Le Larousse le définit comme « l’absence de bruit dans un lieu calme » : le silence n’est pas que bénéfique aux oreilles, il permet aussi de reposer le système nerveux, et d’éviter ou en tout cas apaiser le stress. Pourtant, difficile dans nos sociétés occidentales modernes d’échapper aux nuisances sonores du quotidien. Pour pallier cela, un tourisme du silence émerge depuis quelques années. Voici en quoi il consiste.

Fuir le bruit du métro, l’agitation des rues, le vacarme des centres commerciaux, les babillages de la télévision ou de la radio en fond sonore… La quête du silence n’est pas nouvelle, en témoigne la parution en 1997 du « Guide des lieux de silence » rédigé par Joachim Bouflet, qui répertoriait dans cet ouvrage 260 « lieux de silence, couvents et monastères » en France.

Pour le bioacousticien Gordon Hempton « le silence est en voie d’extinction »

Vingt ans plus tard, en 2017, un article de Condé Nast Traveler soulignait que le silence était la dernière tendance en matière de vacances bien-être : « De nos jours, une multitude de centres de villégiature et de retraites vont au-delà des détox numériques de base et des services de spa relaxants, et demandent à leurs clients de déconnecter et de se taire », pointait du doigt le journaliste.

Le silence, denrée aussi rare que bénéfique

Car au XXIe siècle, il est toujours aussi difficile d’échapper au bruit, ce terme à consonance péjorative que le gouvernement définit comme « un phénomène acoustique produisant une sensation auditive considérée comme désagréable ou gênante ». Avant de préciser que « l’excès de bruit a des effets sur les organes de l’audition (dimension physiologique), mais peut aussi perturber l’organisme en général, notamment le sommeil ou le comportement (dimension psychologique). Les nuisances sonores subies peuvent résulter de trois sources principales : les transports, le voisinage, les activités ».

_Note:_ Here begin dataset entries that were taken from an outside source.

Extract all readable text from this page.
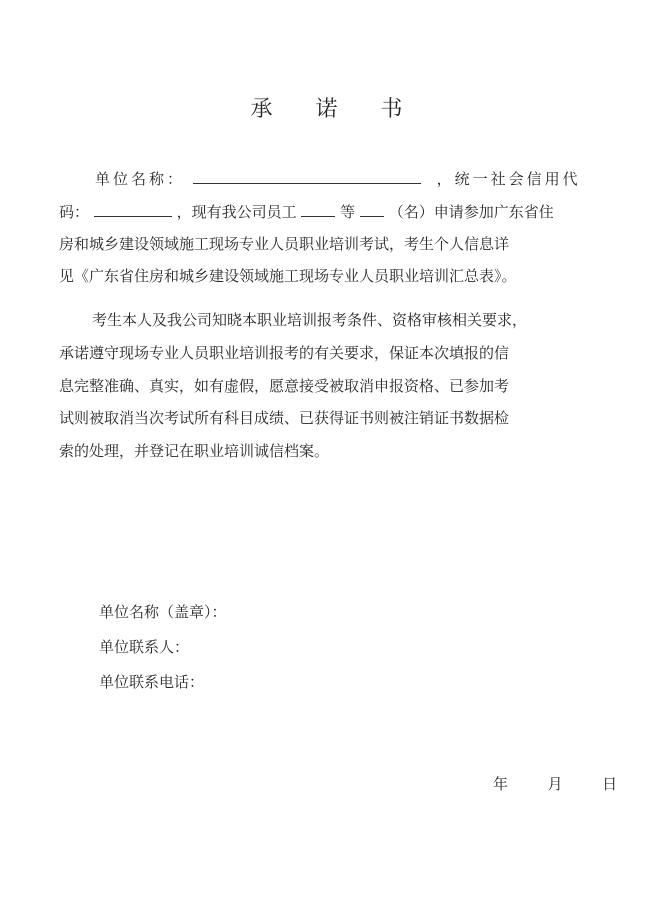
承 诺 书
单位名称：	，统一社会信用代
码：	，现有我公司员工	等 （名）申请参加广东省住
房和城乡建设领域施工现场专业人员职业培训考试，考生个人信息详
见《广东省住房和城乡建设领域施工现场专业人员职业培训汇总表》。
考生本人及我公司知晓本职业培训报考条件、资格审核相关要求，
承诺遵守现场专业人员职业培训报考的有关要求，保证本次填报的信
息完整准确、真实，如有虚假，愿意接受被取消申报资格、已参加考
试则被取消当次考试所有科目成绩、已获得证书则被注销证书数据检
索的处理，并登记在职业培训诚信档案。
单位名称（盖章）：
单位联系人：
单位联系电话：
年	月	日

Dans des zones densément peuplées, comme c’est le cas de plusieurs secteurs en Île-de-France, les habitants perdent en moyenne 10,7 mois en bonne santé au cours d’une vie entière en raison du bruit, selon une étude menée par BruitParif pour quantifier les impacts du bruit des transports dans la région. De manière plus générale, l’Agence européenne de l’environnement (AEE) alertait en septembre 2020 sur les méfaits importants de la pollution sonore, soulignant que « les impacts du bruit de l’environnement ont un effet significatif et souvent sous-estimé sur la qualité de la vie et de la santé des citoyens européens ». Si l’on regarde dans le détail, l’on constate que ce sont les routes qui sont la principale source de bruit ambiant, « 20 % de la population de l’Union européenne étant exposée à des niveaux de bruit de la circulation qui sont nocifs pour la santé ».

Selon l’Organisation mondiale de la santé, les pollutions sonores sont la deuxième cause de morbidité, derrière la pollution atmosphérique, parmi les facteurs de risques environnementaux en Europe. Mais comment, et quand, fuir ces pollutions sonores ?

Tourisme du silence : une tendance déjà en vogue depuis quelques années

Si le confinement a renforcé les envies de calme et de silence chez les voyageurs, notons que depuis quelques décennies déjà, nombreux sont ceux qui expérimentent le silence comme mode de vie lors de retraites silencieuses, le plus souvent spirituelles.

Car s’octroyer une pause au sein d’une abbaye, comme celle de Rhuys, dans le Morbihan, n’est pas nécessairement lié à une pratique religieuse. Outre les retraites spirituelles, des séjours individuels ou en groupe peuvent en effet être réservés : « Vous avez envie de faire une halte dans votre quotidien, de vous ressourcer, d’effectuer vos révisions d’études, de trouver l’inspiration, d‘écrire, de peindre… de vous retrouver au calme en bord de mer. Nous vous accueillons avec joie et mettons à votre service tous nos moyens pour vous rendre le séjour le plus agréable possible », peut-on ainsi lire sur le site de l’abbaye de Rhuys.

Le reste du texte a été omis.